Carden had a front-row seat for Cooper's big day. And the Pirates' quarterback enjoyed watching his backfield mate rip off chunks of yards against the Tar Heels.
"The whole game he was running the ball very well," Carden said. "On the sidelines, I asked him how he felt. He said, 'I feel great, how do you feel?' He did a great job."
While Cooper piled up the yards (256 total) to put Pirates in scoring position all day long, he never found the end zone. Carden rushed for three short touchdowns, faking the handoff to Cooper and then taking it in himself on the option.
"We had been running with Coop all the way down the field," Carden said. "They were crashing in on him, and it's an easy read. I told him, `Man you did all the work and I got the TD,' "
Cooper didn't mind. He just liked the feeling of having the football in his hands all afternoon.
"It wasn't planned for me to have a big individual game, but it happened and I'm glad it did," Cooper said. "My hats off to the offensive line. They played tremendous all day.
"You never know what is going to happen before the game starts.
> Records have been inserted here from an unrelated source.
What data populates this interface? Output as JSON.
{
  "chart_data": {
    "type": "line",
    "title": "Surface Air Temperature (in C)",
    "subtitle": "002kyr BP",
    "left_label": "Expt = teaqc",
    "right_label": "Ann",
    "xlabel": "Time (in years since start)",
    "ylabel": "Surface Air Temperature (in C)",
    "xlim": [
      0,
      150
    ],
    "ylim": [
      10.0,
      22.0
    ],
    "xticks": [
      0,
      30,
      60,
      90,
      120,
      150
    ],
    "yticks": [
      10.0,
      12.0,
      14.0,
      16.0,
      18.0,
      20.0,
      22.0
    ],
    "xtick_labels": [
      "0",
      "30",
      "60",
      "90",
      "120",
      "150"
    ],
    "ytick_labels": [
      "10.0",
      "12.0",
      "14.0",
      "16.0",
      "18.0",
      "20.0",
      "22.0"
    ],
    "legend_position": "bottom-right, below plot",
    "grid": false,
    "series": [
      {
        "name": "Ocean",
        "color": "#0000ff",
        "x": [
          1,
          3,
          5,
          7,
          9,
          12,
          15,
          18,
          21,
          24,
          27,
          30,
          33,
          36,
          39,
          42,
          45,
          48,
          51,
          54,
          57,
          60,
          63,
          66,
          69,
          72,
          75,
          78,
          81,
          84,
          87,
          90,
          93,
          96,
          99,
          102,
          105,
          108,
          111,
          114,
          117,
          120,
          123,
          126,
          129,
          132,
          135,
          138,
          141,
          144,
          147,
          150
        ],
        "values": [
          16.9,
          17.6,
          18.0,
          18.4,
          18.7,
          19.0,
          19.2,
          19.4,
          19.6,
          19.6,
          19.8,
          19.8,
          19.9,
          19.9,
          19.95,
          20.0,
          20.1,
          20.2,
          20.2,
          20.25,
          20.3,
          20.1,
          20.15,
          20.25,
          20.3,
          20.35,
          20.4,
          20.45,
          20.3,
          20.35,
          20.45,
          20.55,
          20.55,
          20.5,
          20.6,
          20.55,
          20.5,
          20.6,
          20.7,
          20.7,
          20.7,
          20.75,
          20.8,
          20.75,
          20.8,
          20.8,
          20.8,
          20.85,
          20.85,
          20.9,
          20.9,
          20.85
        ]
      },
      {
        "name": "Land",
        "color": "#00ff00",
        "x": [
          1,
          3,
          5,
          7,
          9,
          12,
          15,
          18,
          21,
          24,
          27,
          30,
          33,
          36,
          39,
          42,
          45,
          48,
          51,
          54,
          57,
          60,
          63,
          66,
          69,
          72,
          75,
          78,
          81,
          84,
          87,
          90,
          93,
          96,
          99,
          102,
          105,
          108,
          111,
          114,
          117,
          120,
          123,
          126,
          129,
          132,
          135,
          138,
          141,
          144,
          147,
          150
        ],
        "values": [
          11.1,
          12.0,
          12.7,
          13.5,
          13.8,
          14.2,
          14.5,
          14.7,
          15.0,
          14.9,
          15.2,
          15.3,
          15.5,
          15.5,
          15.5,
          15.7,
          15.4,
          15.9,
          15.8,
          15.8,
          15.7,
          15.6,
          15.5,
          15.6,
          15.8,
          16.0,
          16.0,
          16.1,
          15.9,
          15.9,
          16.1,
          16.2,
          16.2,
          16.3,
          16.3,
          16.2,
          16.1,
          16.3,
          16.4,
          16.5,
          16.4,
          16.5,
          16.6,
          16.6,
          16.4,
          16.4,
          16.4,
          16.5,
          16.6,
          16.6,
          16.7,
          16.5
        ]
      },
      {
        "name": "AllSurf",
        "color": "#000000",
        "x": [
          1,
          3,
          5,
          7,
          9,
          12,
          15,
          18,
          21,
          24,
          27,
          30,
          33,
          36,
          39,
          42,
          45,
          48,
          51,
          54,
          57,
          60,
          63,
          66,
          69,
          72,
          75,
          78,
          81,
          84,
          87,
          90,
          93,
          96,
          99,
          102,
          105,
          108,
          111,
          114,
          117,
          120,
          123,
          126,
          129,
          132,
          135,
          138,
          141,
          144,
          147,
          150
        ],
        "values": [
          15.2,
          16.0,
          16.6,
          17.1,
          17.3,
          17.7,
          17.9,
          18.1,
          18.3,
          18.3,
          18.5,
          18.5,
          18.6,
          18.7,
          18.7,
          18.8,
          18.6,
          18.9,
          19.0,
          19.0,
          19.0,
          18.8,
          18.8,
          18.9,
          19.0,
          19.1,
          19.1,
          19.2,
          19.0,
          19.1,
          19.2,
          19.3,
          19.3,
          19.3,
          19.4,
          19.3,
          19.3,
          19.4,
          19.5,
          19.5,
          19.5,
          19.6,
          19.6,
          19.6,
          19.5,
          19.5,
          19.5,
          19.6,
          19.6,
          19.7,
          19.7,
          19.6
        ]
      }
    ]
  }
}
You prepare for it, but to say that I knew that I would have 35 carries before the game, that would be a total lie."
Cooper averaged 5.3 yards per carry, his longest run of the day a 28-yarder. He just kept grinding it out, five or six yards at a time.
"You build momentum and you get a rhythm at the running back position," Cooper continued. "It's one thing to stop a running back, but it is another thing to stop a proficient offense that is moving the ball on the ground."
East Carolina was proficient, and efficient. The Pirates punted the ball twice and had just one turnover - an interception by Carden, who was 32-for-47 passing for 376 yards and had three TD passes.
"The sky is the limit for our team," Cooper said. "We just have to keep working and making progress and understand that we can beat a lot of people if we execute on both sides of the ball."
And, if Cooper gets a little tired and beat up in the process, that's fine. As long as the wins come, especially one as big as Saturday's.
"It didn't take long at all (to appreciate the rivalry with UNC)," Cooper added. "I knew about it when I was in Georgia and I knew about it when I was in Mississippi. Now to be a part of it is a special thing."
Cooper was a part of it on Saturday - in a big way.